Posté à 18h34 le 28 Feb 17







Glose N° 27



Où l'auteur exagère, espiègle,
D'autant que le lecteur le suit,
Aux méandres du demi-siècle,
Il fait voir que l'azur s'enfuit !


Hum !

D’une périodicité semi-aléatoire et d’un aplomb frôlant l’outrecuidance,
camouflant sous des dehors patelins, de graves intentions, voire quelque projet intellectuel,
la rubrique, désormais internationalement reconnue (par tout ceux qui regardent les images),
se propose d’elle-même à votre lecture attentive, il s’agit des « 27ème GLOSES », vous n’osiez plus les espérer !


Nous nagions en plein surréalisme, avec Artaud, qui se posait un peu là ;
Passons sur Tristan Tzara et le dadaïsme, avatar majeur du courant précédent qui produira quelques autres jolies impasses littéraires, ainsi que des biefs allant hélas pour la Muse, de « l’Oulipo », qui reste une expérience intéressante, jusque, et quoique les « nouveaux réalistes » s'en défendissent, à Andy Warhol, haïssable publiciste, vendu à la bêtise et au profit, chantre mou de la couleur vive…

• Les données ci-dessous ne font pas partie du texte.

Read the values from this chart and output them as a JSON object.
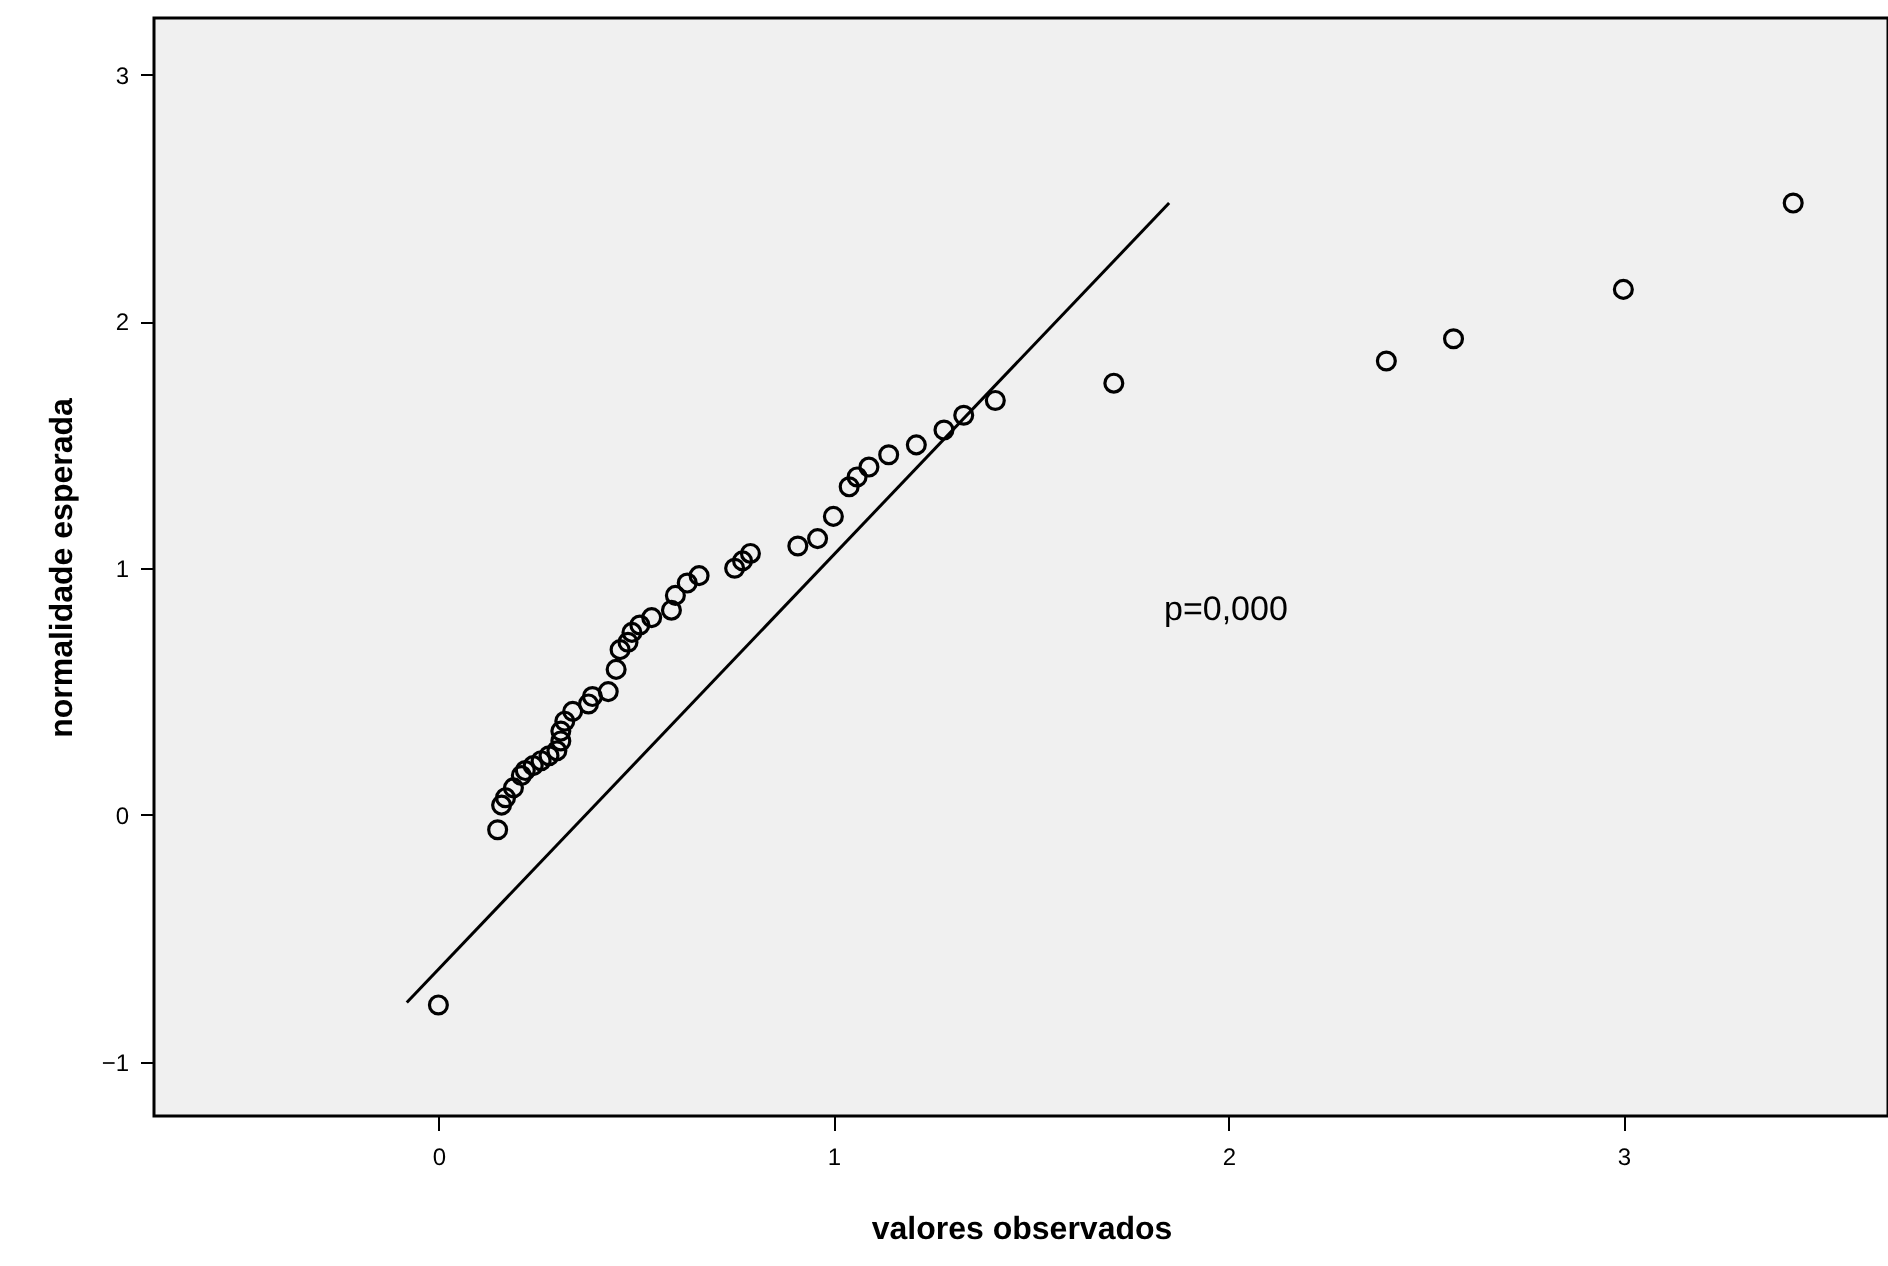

On citera plutôt Paul Eluard, un cas lourd de schizophrénie poétique, puisque il est capable, aussi bien que des traits de génie, de créer sans rire une épouvantable « Ode à Staline » qu’une muse syphilitique et cagneuse lui éructe à longs jets douloureux - attention, je ne parle même pas des idées ! - jugez plutôt –



Ode à Staline (1950)
 

Staline dans le cœur des hommes
Sous sa forme mortelle avec des cheveux gris
Brûlant d'un feu sanguin dans la vigne des hommes
Staline récompense les meilleurs des hommes
Et rend à leurs travaux la vertu du plaisir
Car travailler pour vivre est agir sur la vie
Car la vie et les hommes ont élu Staline
Pour figurer sur terre leurs espoirs sans bornes.
 
Et Staline pour nous est présent pour demain
Et Staline dissipe aujourd'hui le malheur
La confiance est le fruit de son cerveau d'amour
La grappe raisonnable tant elle est parfaite



Impardonnable ! Très mauvais, beuarck !
A la même époque, ce qui est un comble, il écrit « Liberté », son best-seller, qui n’a jamais su me charmer, tant je le trouve long, facile et redondant – moi, le « comique de répétition » hein !

Or, s’il a commis le pire, ce garçon, dont le fond était plus clair que l’idée, s’avérait capable du meilleur :

Paul Eluard


L'AMOUREUSE


Elle est debout sur mes paupières
Et ses cheveux sont dans les miens,
Elle a la forme de mes mains,
Elle a la couleur de mes yeux,
Elle s'engloutit dans mon ombre
Comme une pierre sur le ciel.

Elle a toujours les yeux ouverts
Et ne me laisse pas dormir.
Ses rêves en pleine lumière
Font s'évaporer les soleils
Me font rire, pleurer et rire,
Parler sans avoir rien à dire.


…Et c’est très beau !
Ainsi est toute son œuvre, oscillant entre gemmes et virgules…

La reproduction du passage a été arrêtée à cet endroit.